In a statement, Smith thanked her supporters and said she was looking forward “to seeing a thorough counting of the remaining ballots”.
The contest took on outsized importance as the only competitive House race in the country in the middle of the coronavirus crisis. It is seen nationally as a proxy vote on President Donald Trump’s leadership and a possible harbinger for November elections.
Trump, who lost the district that runs through a swath of suburbs and small ranches in 2016, urged voters to support the political newcomer Garcia, while
former President Barack Obama, Hillary Clinton and other high-profile Democrats backed Smith.
If Garcia holds on it would provide a jolt of encouragement for the state’s beleaguered GOP, which has been drifting towards obscurity in California for years.

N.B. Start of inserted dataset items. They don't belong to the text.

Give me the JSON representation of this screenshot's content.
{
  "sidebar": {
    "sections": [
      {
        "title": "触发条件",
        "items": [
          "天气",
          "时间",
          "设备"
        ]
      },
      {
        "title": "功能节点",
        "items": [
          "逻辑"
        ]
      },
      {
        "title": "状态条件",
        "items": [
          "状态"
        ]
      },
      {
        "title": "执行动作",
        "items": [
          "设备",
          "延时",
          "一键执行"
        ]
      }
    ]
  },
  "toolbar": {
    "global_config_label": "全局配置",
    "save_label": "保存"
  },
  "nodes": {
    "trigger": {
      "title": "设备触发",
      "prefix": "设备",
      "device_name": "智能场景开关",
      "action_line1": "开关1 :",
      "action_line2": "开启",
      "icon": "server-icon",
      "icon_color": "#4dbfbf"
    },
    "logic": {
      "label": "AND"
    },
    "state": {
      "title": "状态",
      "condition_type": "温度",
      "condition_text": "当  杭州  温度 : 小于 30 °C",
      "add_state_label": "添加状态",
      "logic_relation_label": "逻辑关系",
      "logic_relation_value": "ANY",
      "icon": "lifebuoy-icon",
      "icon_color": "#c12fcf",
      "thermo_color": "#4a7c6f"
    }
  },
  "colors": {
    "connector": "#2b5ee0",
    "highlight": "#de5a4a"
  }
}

The seat became vacant last year after the resignation of Democratic Representative Katie Hill, who stepped down after admitting to an affair with a campaign worker and the US House opened an ethics probe into an allegation that she was involved with a member of her congressional staff, which Hill denied.
Garcia appeared to benefit from enthusiasm among conservatives who saw a rare opportunity to seize a Democratic-held seat in California. The last time that happened was 1998.
A win by Garcia would establish him as the incumbent for November and show Republicans can compete in a district where Trump was defeated by Clinton in 2016. Trump lost the state by over four million votes in 2016.
With a national debate under way on mail-in voting, the race will also serve as a window into how the process works out, albeit on a small scale.